The other two points of interest are a small weaving museum to the left of the dock, and the Catholic church. Inside this imposing colonial structure there's a giant altar and a memorial to Father Stanley Rother, an American priest who served in the village between 1968 and 1981, and who was murdered here in 1981 by a paramilitary death squad.
Chichicastenango
This quiet highland town with an intriguing past has become one of the chief tourist destinations of the highlands. Twice a week, the normally calm "Chichi" hosts the most famous market in the entire Maya region. Every Thursday and Sunday the roads into town are crammed with trailers, trucks and buses. The market is a good place to buy típica textiles and handicrafts – short of venturing to their place of origin – if your haggling skills are well honed.
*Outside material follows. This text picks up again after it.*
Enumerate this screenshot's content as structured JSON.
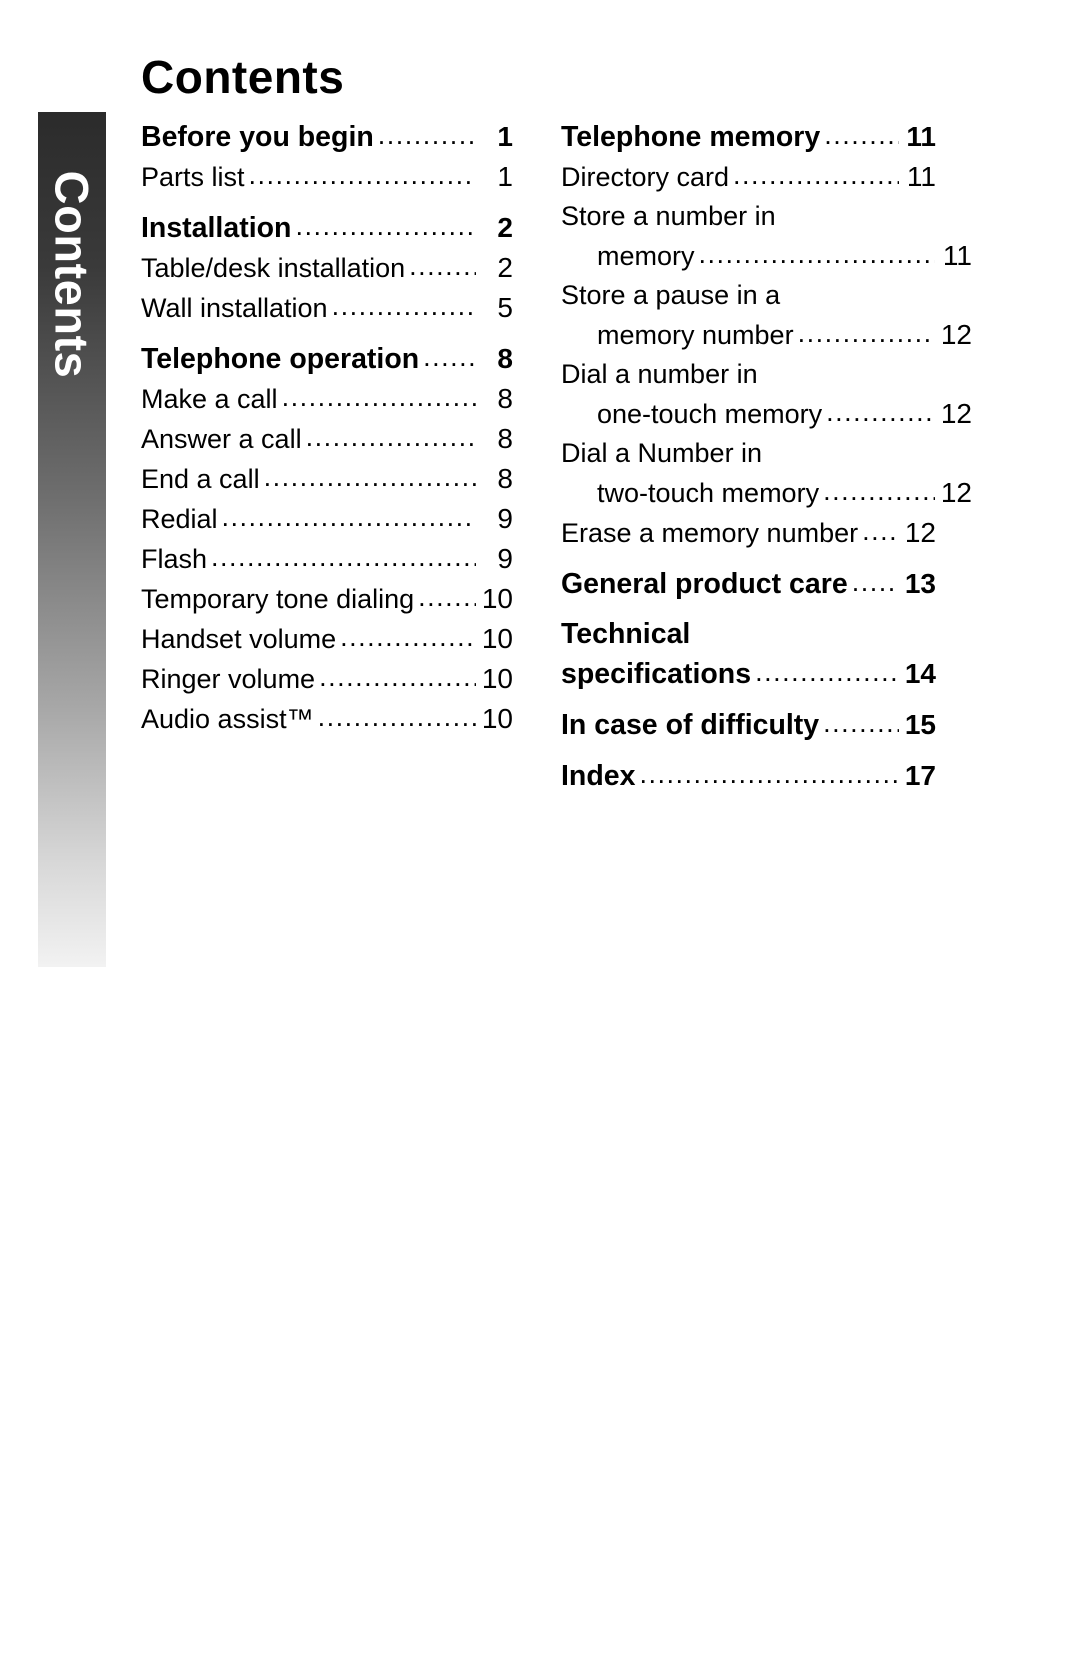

In the main plaza is the whitewashed Iglesia de Santo Tomás, the air around the stone steps thick with the aroma of smoldering incense called copal. The church is a place where Maya religious traditions have long been tolerated and fused with Catholicism. The neighboring building holds the former monastery where, in about 1702, a Spanish priest first discovered the Popol Vuh, the K'i che' sacred book, containing this Maya group's story of creation. It's considered one of the great literary masterpieces of the pre-Columbian Americas.
Nebaj
One of the most compelling regions of the highlands, the Ixil region is an extremely traditional and beautiful area that also saw some of the bloodiest conflicts of the civil war during much of the 1970s and 1980s. Nebaj is the largest of the Ixil towns. The first thing you will notice is the startling costume worn by the Ixil women: incredibly tightly woven white, green and red huipiles and waist sashes, scarlet skirts and Medusa-like headdresses of fabric and colorful pom-poms. By contrast, most men are dressed in bland secondhand ropa americana (US clothing sold in the market), although on festival days colonial-style scarlet jackets are worn.
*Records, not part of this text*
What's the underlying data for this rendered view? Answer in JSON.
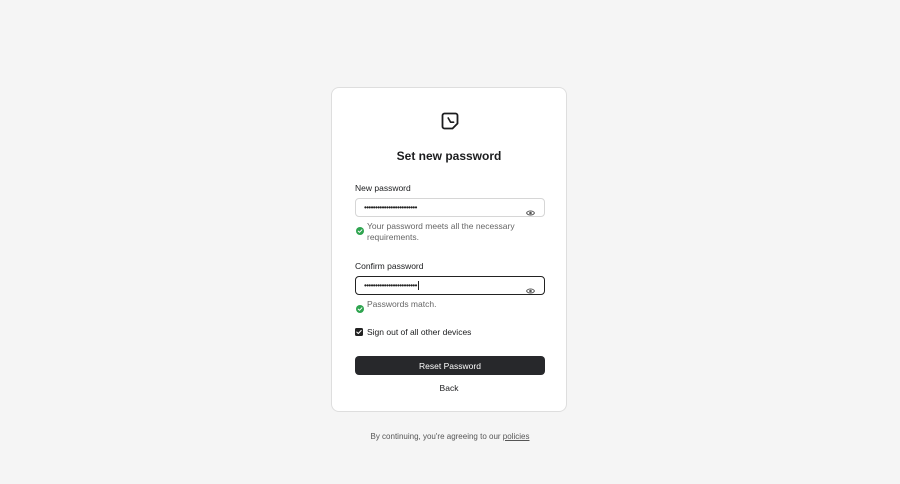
{
  "title": "Set new password",
  "new_password": {
    "label": "New password",
    "value": "••••••••••••••••••••••••",
    "toggle_icon": "eye-icon",
    "hint": "Your password meets all the necessary requirements."
  },
  "confirm_password": {
    "label": "Confirm password",
    "value": "••••••••••••••••••••••••",
    "toggle_icon": "eye-icon",
    "hint": "Passwords match."
  },
  "sign_out_option": {
    "label": "Sign out of all other devices",
    "checked": true
  },
  "reset_button": "Reset Password",
  "back_link": "Back",
  "footer": {
    "text": "By continuing, you're agreeing to our",
    "link": "policies"
  },
  "colors": {
    "background": "#f5f5f5",
    "card": "#ffffff",
    "primary_button": "#27282b",
    "success": "#2ea44f",
    "hint_text": "#666666"
  }
}
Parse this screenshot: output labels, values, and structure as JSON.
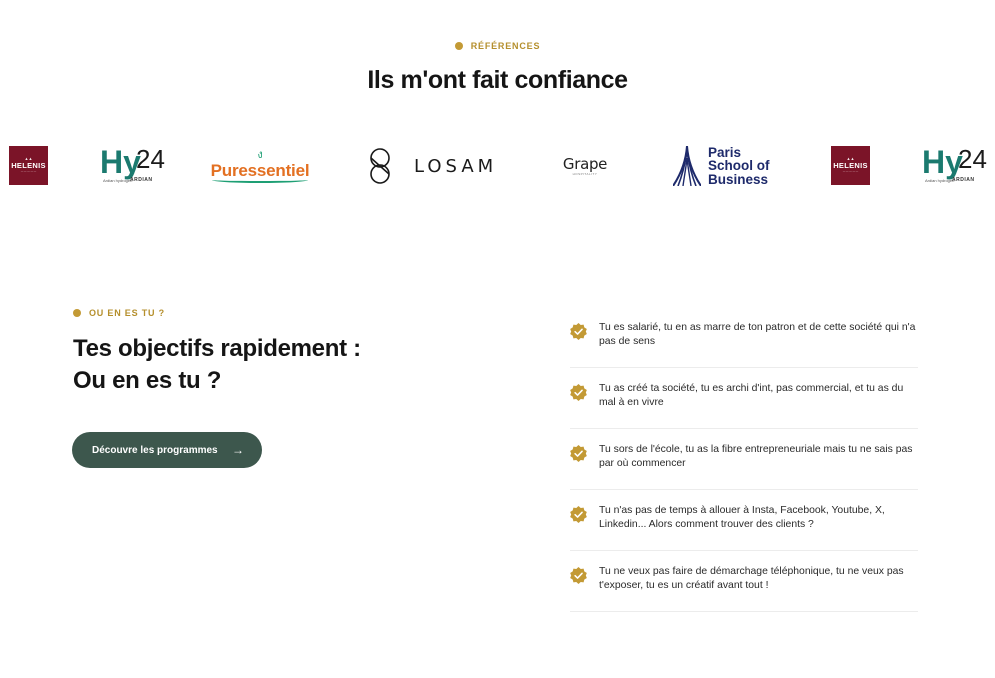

Check out the Sunday market for its colorful bustle, but you'll find better prices for textiles at the co-operatives in the main plaza. The hill-walking from Nebaj is tremendous. One hike takes you to the "model village" of Acul, a strategic hamlet two hours' walk from Nebaj. Continuing through the village, just the other side you come to the Finca San Antonio, a beautiful Italian-Guatemalan farm where some of the best cheese in the country is made – and is for sale.
Todos Santos Cuchumatán
In the far west of the country, the highland scenery becomes even more dramatic, dominated by the blunted peaks of the Cuchumatanes mountains. The one village here that draws a trickle of tourists is Todos Santos Cuchumatán, a magical place that has a few basic hotels and a language school, but which is most famous for its three-day fiesta at the end of every October. This is when men from the village return from all over Guatemala – and even from the US – to celebrate the festival of All Saints (Todos Santos).
Apart from this, the twin attractions are the sublime setting, and the purity of Mam Maya culture – is is extremely rare to see any Todosanteros not wearing traditional costume. It is the men who are the real peacocks – they wear an almost outrageous outfit of candy-striped trousers and thick cotton shirts with huge, flapping pink or purple collars, accessorized with a straw hat. The surrounding countryside is perfect for challenging hikes.